Trump Admin Invents Magical Article II Authority To Ignore The Appointments Clause
Maybe he meant Two Corinthians?
In 2019, President Trump claimed a power that was functionally limitless.
“I have an Article II, where I have the right to do whatever I want as president," he babbled to the rapturous crowd at a rally held by Turning Point USA, Charlie Kirk’s rightwing brainwashing shop.
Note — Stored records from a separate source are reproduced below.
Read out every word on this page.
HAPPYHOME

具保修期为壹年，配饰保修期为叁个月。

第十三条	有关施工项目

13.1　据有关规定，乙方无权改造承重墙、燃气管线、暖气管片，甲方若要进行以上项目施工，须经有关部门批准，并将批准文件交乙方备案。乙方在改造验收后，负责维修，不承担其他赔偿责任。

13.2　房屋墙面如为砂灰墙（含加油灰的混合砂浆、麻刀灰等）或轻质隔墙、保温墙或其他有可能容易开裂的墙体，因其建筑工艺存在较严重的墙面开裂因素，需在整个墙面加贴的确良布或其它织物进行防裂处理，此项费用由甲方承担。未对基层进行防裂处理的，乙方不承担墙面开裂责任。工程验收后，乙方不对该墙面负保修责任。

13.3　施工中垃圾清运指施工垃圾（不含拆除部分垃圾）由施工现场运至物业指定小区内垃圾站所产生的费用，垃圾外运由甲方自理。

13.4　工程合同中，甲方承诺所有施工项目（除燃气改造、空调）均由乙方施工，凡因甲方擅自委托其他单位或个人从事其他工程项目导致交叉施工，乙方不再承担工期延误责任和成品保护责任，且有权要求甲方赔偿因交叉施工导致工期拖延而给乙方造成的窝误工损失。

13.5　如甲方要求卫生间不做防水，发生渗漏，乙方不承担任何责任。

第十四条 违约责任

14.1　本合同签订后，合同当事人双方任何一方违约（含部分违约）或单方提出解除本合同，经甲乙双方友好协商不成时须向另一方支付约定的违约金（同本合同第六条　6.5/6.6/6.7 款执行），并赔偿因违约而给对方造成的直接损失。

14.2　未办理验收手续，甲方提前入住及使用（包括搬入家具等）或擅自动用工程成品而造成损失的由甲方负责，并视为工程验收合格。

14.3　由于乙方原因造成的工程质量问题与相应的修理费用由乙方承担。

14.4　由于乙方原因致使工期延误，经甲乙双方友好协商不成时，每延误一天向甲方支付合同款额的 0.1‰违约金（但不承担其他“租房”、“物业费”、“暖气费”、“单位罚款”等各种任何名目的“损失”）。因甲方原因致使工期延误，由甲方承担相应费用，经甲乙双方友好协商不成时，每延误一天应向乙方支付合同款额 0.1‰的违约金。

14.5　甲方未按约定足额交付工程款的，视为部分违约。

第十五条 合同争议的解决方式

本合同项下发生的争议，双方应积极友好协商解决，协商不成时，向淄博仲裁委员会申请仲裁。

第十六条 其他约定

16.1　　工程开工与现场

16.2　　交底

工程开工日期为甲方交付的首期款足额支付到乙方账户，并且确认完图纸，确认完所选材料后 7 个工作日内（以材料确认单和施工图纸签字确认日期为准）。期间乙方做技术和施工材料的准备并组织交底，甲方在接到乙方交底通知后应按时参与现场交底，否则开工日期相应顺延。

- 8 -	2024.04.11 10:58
Article II of the Constitution did not give him the right to do whatever he wanted as president, and it still doesn’t. But the Justice Department is making that argument in private, and may well do it in court today to defend the illegal takeover of a tiny government agency that supports African development.
USADF
The United States African Development Foundation (USADF) is an independent agency established by Congress in 1980 to “invest directly in African grassroots enterprises and social entrepreneurs” and “increase incomes, revenues, and jobs by promoting self-reliance and market-based solutions to poverty.” Projects from 2024 include construction of a date sorting and packaging facility in Mauritania, upgrading production of honey and pineapple juice in Benin to meet export standards, and purchasing an industrial sewing machine for a small clothing manufacturer in Zambia.
It is exactly the kind of pro-capitalist, “teach a man to fish” program that conservatives purport to like. Plus it’s cheap, helping tens of thousands of people every year, for almost nothing: Congress appropriated just $45 million for the agency in 2024.
And yet, on February 19, Trump signed an executive order calling USADF and the Presidio Trust, the Inter-American Foundation, and the United States Institute of Peace “unnecessary” and purporting to shut them down.